Barang dagangan yang dibawa Dihyah berupa makanan favorit masyarakat Madinah. Dalam riwayat lain, dagangannya tak hanya makanan saja, tapi juga barang lain dari Syam yang tidak ada di Madinah. Sungguh sayang untuk dilewatkan. Terlebih, kafilah Dihyah ini belum tentu datang dalam waktu sebulan.


Namun, tiba-tiba datang seseorang dari rombongan Dihyah masuk ke masjid, menyampaikan kalau jual-beli sudah siap dimulai. Maka berhamburlah para sahabat, hingga hanya tersisa dua belas orang. Di antaranya sahabat Jabir (perawihadis), Sayyidina Abu Bakar, Sayyidina Umar dan sahabat lain yang ketabahannya patut diacungi jempol.
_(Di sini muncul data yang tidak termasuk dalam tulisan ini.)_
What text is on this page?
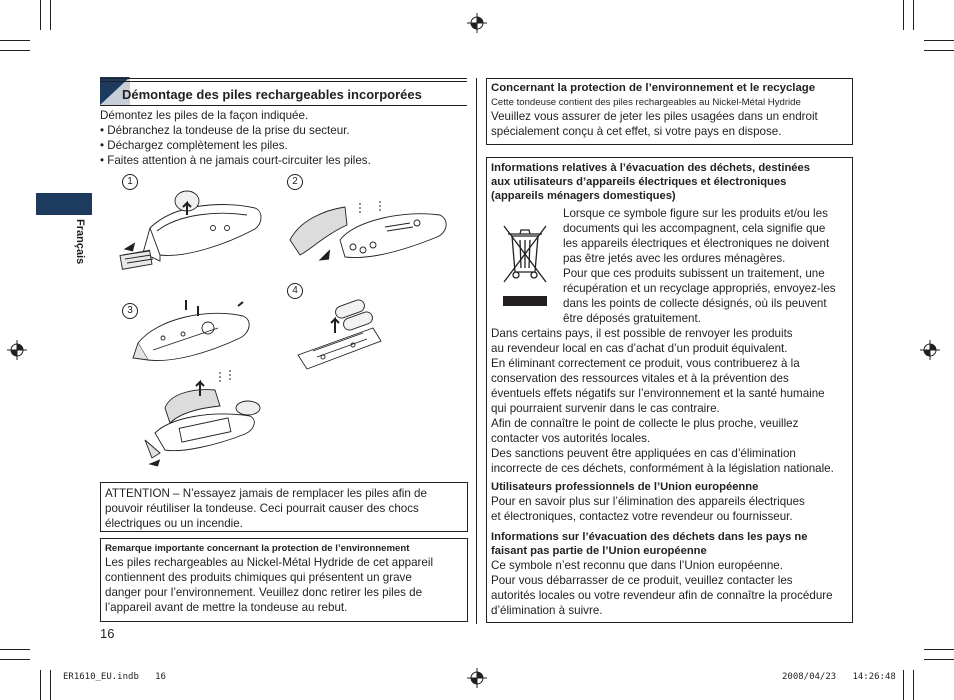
Français
Démontage des piles rechargeables incorporées
Démontez les piles de la façon indiquée.
• Débranchez la tondeuse de la prise du secteur.
• Déchargez complètement les piles.
• Faites attention à ne jamais court-circuiter les piles.
1	2
3
4
ATTENTION – N’essayez jamais de remplacer les piles afin de
pouvoir réutiliser la tondeuse. Ceci pourrait causer des chocs
électriques ou un incendie.
Remarque importante concernant la protection de l’environnement
Les piles rechargeables au Nickel-Métal Hydride de cet appareil
contiennent des produits chimiques qui présentent un grave
danger pour l’environnement. Veuillez donc retirer les piles de
l’appareil avant de mettre la tondeuse au rebut.
16
Concernant la protection de l’environnement et le recyclage
Cette tondeuse contient des piles rechargeables au Nickel-Métal Hydride
Veuillez vous assurer de jeter les piles usagées dans un endroit
spécialement conçu à cet effet, si votre pays en dispose.
Informations relatives à l’évacuation des déchets, destinées
aux utilisateurs d’appareils électriques et électroniques
(appareils ménagers domestiques)
Lorsque ce symbole figure sur les produits et/ou les
documents qui les accompagnent, cela signifie que
les appareils électriques et électroniques ne doivent
pas être jetés avec les ordures ménagères.
Pour que ces produits subissent un traitement, une
récupération et un recyclage appropriés, envoyez-les
dans les points de collecte désignés, où ils peuvent
être déposés gratuitement.
Dans certains pays, il est possible de renvoyer les produits
au revendeur local en cas d’achat d’un produit équivalent.
En éliminant correctement ce produit, vous contribuerez à la
conservation des ressources vitales et à la prévention des
éventuels effets négatifs sur l’environnement et la santé humaine
qui pourraient survenir dans le cas contraire.
Afin de connaître le point de collecte le plus proche, veuillez
contacter vos autorités locales.
Des sanctions peuvent être appliquées en cas d’élimination
incorrecte de ces déchets, conformément à la législation nationale.
Utilisateurs professionnels de l’Union européenne
Pour en savoir plus sur l’élimination des appareils électriques
et électroniques, contactez votre revendeur ou fournisseur.
Informations sur l’évacuation des déchets dans les pays ne
faisant pas partie de l’Union européenne
Ce symbole n’est reconnu que dans l’Union européenne.
Pour vous débarrasser de ce produit, veuillez contacter les
autorités locales ou votre revendeur afin de connaître la procédure
d’élimination à suivre.
ER1610_EU.indb   16	2008/04/23   14:26:48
Para sahabat tidak fokus lagi pada pesan langit yang begitu teduh. Pancaran wajah cerah Nabi mereka tinggalkan dan lebih memilih urusan duniawi. Mungkin mereka berpikir, kalau tidak buru-buru nanti akan kehabisan barang; bukankah shalat Jumat telah usai, mungkin boleh ditinggalkan; atau mungkin Nabi Muhammad akan memaafkan karena beliau adalah pemaaf.


Bagaimana reaksi Nabi? Beliau dengan wajah yang masih sama, tetap memancarkan cahaya keteduhan tanpa ada rasa kesal, meneruskan khutbah Jumat. Kemudian beliau berucap: 


والذى نفسى بيده ، لو تتابعتم حتى لم يبق منكم أحد ، لسال بكم الوادى نارا


Artinya: Demi Tuhan yang jiwaku berada di dalam genggaman kekuasaanNya, seandainya kalian semua terpengaruh hingga tiada seorang pun dari kalian yang tersisa, niscaya lembah ini akan mengalirkan api membakar kalian semua. (Tafsir al-Wasit, Tafsir Ibn Katsir)

 


Rasulullah mengucapkan demikian dengan welas asih, tanpa ekspresi marah. Dari kejadian ini, pelaksanaan khutbah Jumat yang pada masa itu dilakukan setelah shalat Jumat, diubah menjadi dilakukan sebelum shalat Jumat, seperti yang sekarang dipraktikkan.